PHR’s work in Israel and the Occupied Palestinian Territory has centered on documenting human rights violations resulting from the ongoing Israeli-Palestinian conflict.
In 1988, PHR physicians visited Jerusalem, the Gaza Strip, and the West Bank to document the medical consequences of military actions on both Palestinians and Israelis. The subsequent report, “The Casualties of Conflict: Medical Care and Human Rights in the West Bank and Gaza Strip,” found that thousands of Palestinians suffered from both physical abuse and mental illness resulting from unprovoked violence. This included systematic but indiscriminate beatings in Palestinian homes and communities who were not engaged in demonstrations or provocations at the time of the beating, as well as the inappropriate use of tear gas indoors. PHR was unable to see Israeli military hospitals or clinics where military casualties might have been treated, nor Israeli civilian hospitals where civilian casualties might have been treated. A review of published unofficial sources yielded a total of two serious Israeli civilian injuries, one Israeli soldier shot and killed, and 186 minor injuries to Israeli soldiers and police.
PHR’s 1990 report “Health Care in Detention: A Study of Israel’s Treatment of Palestinians” found that Palestinians in Israeli custody often suffered from overcrowded conditions and inadequate health care.

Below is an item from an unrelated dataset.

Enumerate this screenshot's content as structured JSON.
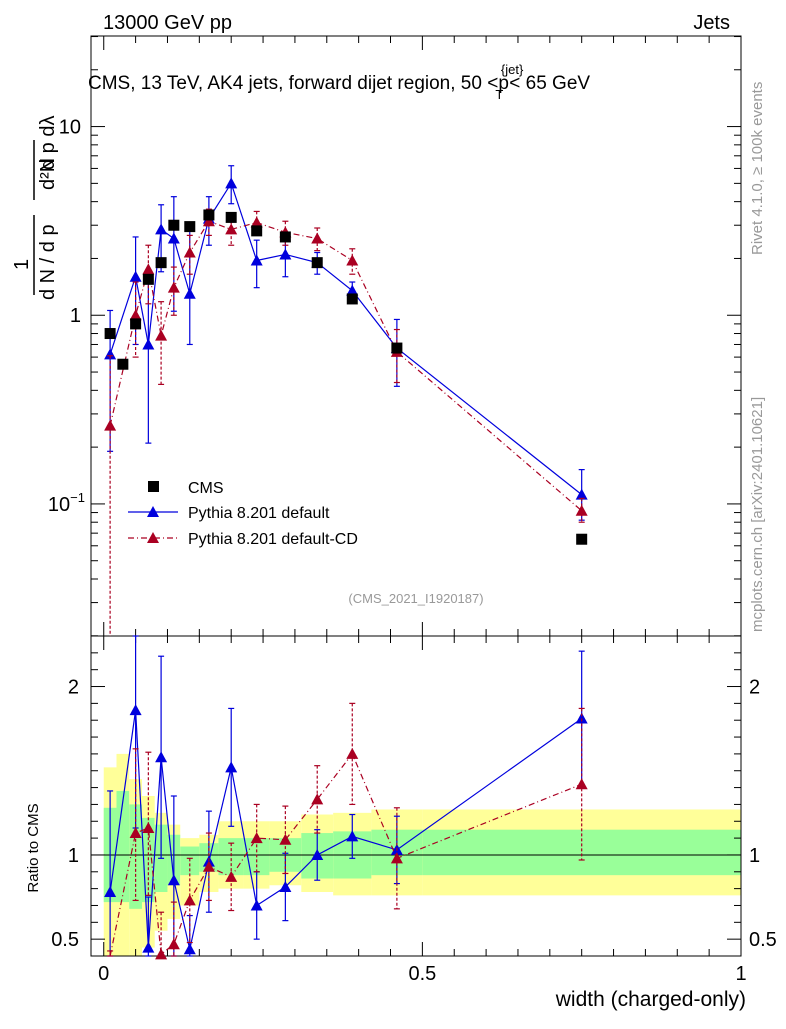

More recently, PHR has called upon the Israeli Defense Force and Palestinian armed factions in Gaza to cease military actions that cause civilian casualties. In 2014, two Palestinian teenagers were shot dead during protests in the West Bank. Despite IDF claims that only rubber bullets were fired, the families maintained that their sons had been killed by live ammunition. At the request of two local human rights organizations, Dr. Nizam Peerwani, PHR’s forensic advisor and a leading U.S. forensic pathologist, flew in to assist in the autopsy. Peerwani’s finding that a live round had caused the death was entered as evidence and used to arrest and charge an IDF soldier with the murder of one of the boys.
The following year, PHR urged the Israeli parliament to reject a proposed bill allowing for the force-feeding of hunger-striking prisoners. The bill, a violation of medical ethics and human rights law, was ultimately passed.